Um memorial da Segunda Guerra Mundial
Outro da Grande Guerra Patriótica.
Um memorial da Guerra Civil. Em 1921 o Exército Vermelho esmagou as tropes do Exército Branco no campo. Gostava, de poder trazer o meu detector de metal e escavar neste campo. Infelizmente, toda a rica história de Chernobyl está perdida para a arqueologia. Está perdida para sempre e vou sempre lamentar que assim seja.
Há mais de 2,000 vilas e aldeias mortas num raio de 250 km (155 milhas) à volta do reactor de Chernobyl. Cada ano que por lá passo, vejo mais e mais lugares em ruínas.
Os únicos edifícios que não estão em ruínas na área são as igrejas. Ao viajar por toda a região de Chernobyl não vi ainda qualquer igreja em ruínas.
Os pilhantes são gente supersticiosa e têm medo de roubar igrejas. Ainda, membros das comunidades próximas vêem reparar as igrejas abandonadas com alguns anos de intervalo, e assim como ilhas separadas elas permanecem mais tempo que todos os outros edifícios na área.

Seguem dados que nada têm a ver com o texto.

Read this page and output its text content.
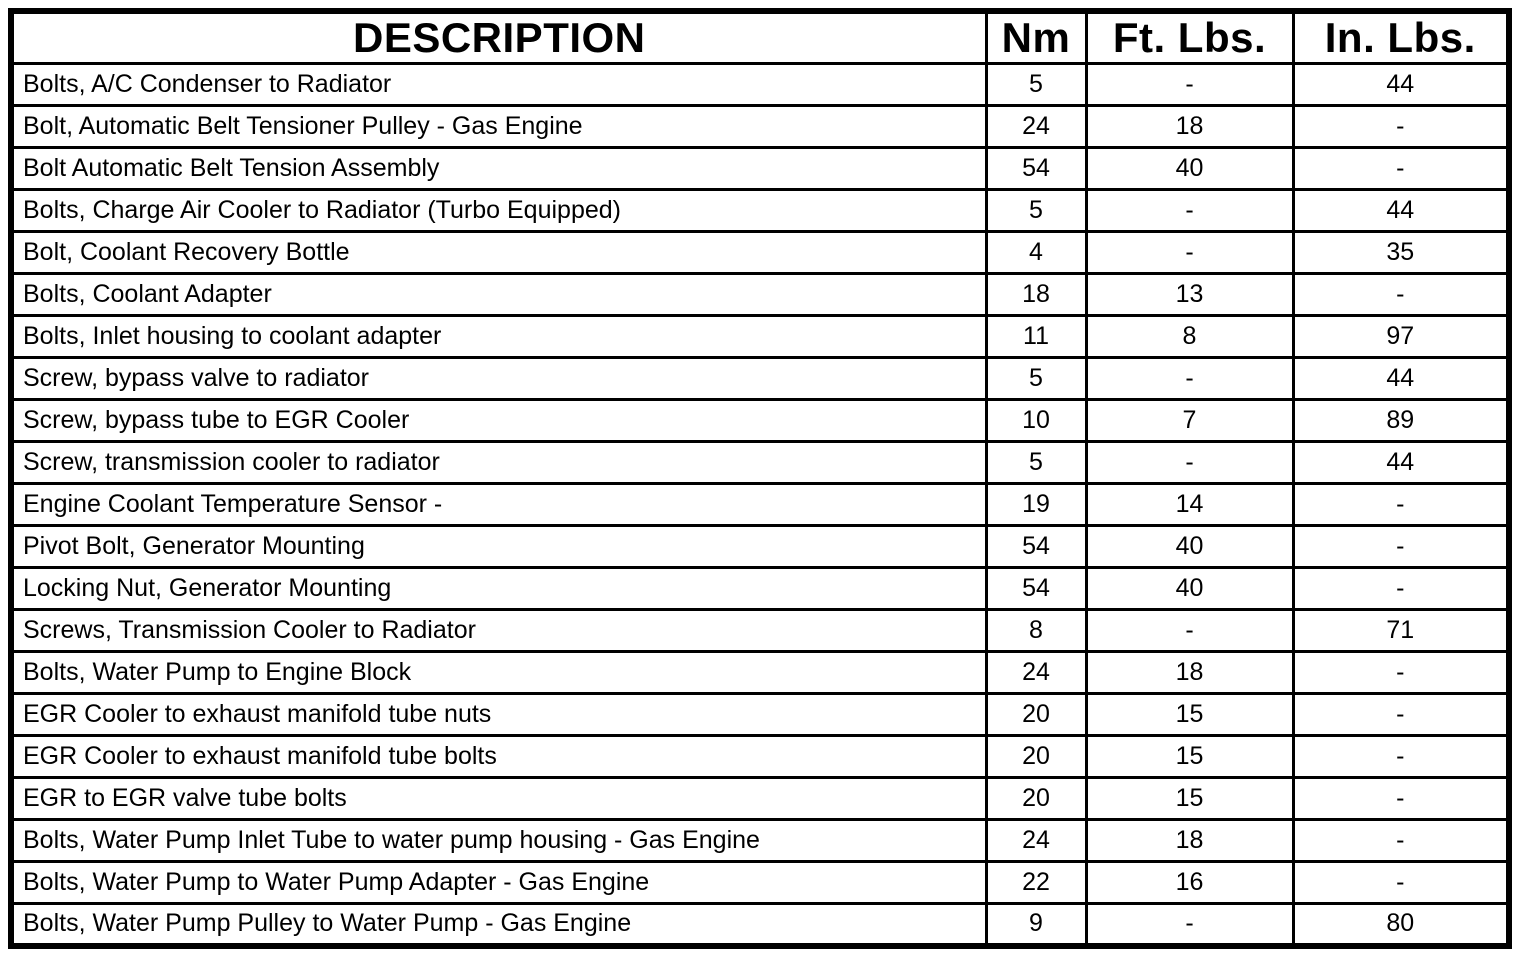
DESCRIPTION	Nm	Ft. Lbs.	In. Lbs.
Bolts, A/C Condenser to Radiator	5	-	44
Bolt, Automatic Belt Tensioner Pulley - Gas Engine	24	18	-
Bolt Automatic Belt Tension Assembly	54	40	-
Bolts, Charge Air Cooler to Radiator (Turbo Equipped)	5	-	44
Bolt, Coolant Recovery Bottle	4	-	35
Bolts, Coolant Adapter	18	13	-
Bolts, Inlet housing to coolant adapter	11	8	97
Screw, bypass valve to radiator	5	-	44
Screw, bypass tube to EGR Cooler	10	7	89
Screw, transmission cooler to radiator	5	-	44
Engine Coolant Temperature Sensor -	19	14	-
Pivot Bolt, Generator Mounting	54	40	-
Locking Nut, Generator Mounting	54	40	-
Screws, Transmission Cooler to Radiator	8	-	71
Bolts, Water Pump to Engine Block	24	18	-
EGR Cooler to exhaust manifold tube nuts	20	15	-
EGR Cooler to exhaust manifold tube bolts	20	15	-
EGR to EGR valve tube bolts	20	15	-
Bolts, Water Pump Inlet Tube to water pump housing - Gas Engine	24	18	-
Bolts, Water Pump to Water Pump Adapter - Gas Engine	22	16	-
Bolts, Water Pump Pulley to Water Pump - Gas Engine	9	-	80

Quando vou a passar por alguma, é frequente fazer uma paragem na igreja. Caminho pelo absinto em direcção à porta, estão destrancadas. Ninguém lá dentro, nem padres, nem cheiro a incenso, nem velas acesas, apenas uns poucos ícones baratos, toalhas, uma Bíblia ligeiramente radioactiva e imagens de Santos nas paredes. Asseguro-me que a Bíblia fica aberta na página onde a era do absinto é prevista. Depois fico um pouco, olhando a imagem radioactiva de Jesus e pergunto-me – quanto tempo ficarão estas igrejas por aqui? Poderão existir sem pessoas?
Deixo a resposta a esta questão a alguém que viaje por aqui no futuro e vou voltar à estrada e continuar a minha viagem.